If you have Zollinger-Ellison syndrome, your doctor may prescribe as much as six grams of Zantac per day. Finally, you should take Zantac or ranitidine products at a dose of 75 to 150 mg approximately 30 to 60 minutes before consuming a food or beverage known to produce high amounts of stomach acid. Your doctor will let you know what to do about a missed dose and when to take your next dose should this occur.
Ranitidine products may interact with other medications that rely on stomach acid for the body to absorb them properly. Common brand names of drugs that may have a negative interaction with ranitidine products include Extina, Kuric, Nizoral, Sporanox, and Xolegel. If you are breastfeeding, you should know that ranitidine products secrete into breast milk and can transfer to your baby. Current medical evidence shows little to no increased risk when using Zantac products during pregnancy.
NDMA Contamination in Ranitidine and Blood Pressure Medications
Sandoz, a drug manufacturing company, first reported that NDMA may be a probable human carcinogen in September 2019. Several other companies followed suit and voluntarily recalled lots of affected prescription drugs and over-the-counter medications. On April 1, 2020, the United States Food and Drug Administration issued a voluntary recall based on this new information. The voluntary recall also applied to certain blood pressure medications found to have enough NDMA to cause an increased cancer risk.

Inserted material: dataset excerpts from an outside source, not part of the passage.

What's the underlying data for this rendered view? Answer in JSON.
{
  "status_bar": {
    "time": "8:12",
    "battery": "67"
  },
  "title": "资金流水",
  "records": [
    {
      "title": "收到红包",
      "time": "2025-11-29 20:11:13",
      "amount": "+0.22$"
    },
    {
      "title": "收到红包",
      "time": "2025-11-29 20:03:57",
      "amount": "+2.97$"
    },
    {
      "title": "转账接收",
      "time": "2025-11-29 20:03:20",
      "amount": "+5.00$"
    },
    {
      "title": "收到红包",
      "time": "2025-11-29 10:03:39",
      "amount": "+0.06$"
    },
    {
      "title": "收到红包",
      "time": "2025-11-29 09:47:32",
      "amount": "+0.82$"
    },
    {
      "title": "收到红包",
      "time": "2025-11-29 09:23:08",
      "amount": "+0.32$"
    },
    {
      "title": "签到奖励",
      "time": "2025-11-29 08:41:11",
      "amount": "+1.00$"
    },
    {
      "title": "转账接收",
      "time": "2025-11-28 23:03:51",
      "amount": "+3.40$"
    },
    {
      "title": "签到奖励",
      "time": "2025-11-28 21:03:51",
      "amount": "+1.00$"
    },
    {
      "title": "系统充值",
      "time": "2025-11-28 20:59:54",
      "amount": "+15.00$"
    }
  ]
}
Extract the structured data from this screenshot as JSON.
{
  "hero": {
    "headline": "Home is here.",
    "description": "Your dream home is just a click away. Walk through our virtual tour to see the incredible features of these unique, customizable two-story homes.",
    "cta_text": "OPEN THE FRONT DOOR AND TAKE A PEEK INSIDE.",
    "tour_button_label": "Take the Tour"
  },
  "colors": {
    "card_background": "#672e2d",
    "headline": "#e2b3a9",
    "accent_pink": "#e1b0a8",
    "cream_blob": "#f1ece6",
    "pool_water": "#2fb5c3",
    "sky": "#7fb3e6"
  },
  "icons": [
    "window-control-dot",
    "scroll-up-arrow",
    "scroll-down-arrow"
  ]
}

Your risk of developing cancer increases if you took high doses of medication containing NDMA or took it for a long time. You may have a legitimate product liability case if your healthcare provider continued to prescribe or recommend ranitidine even after knowing of the danger. Drug manufacturers could also be responsible for failing to warn the public of NDMA and its role as a probable human carcinogen.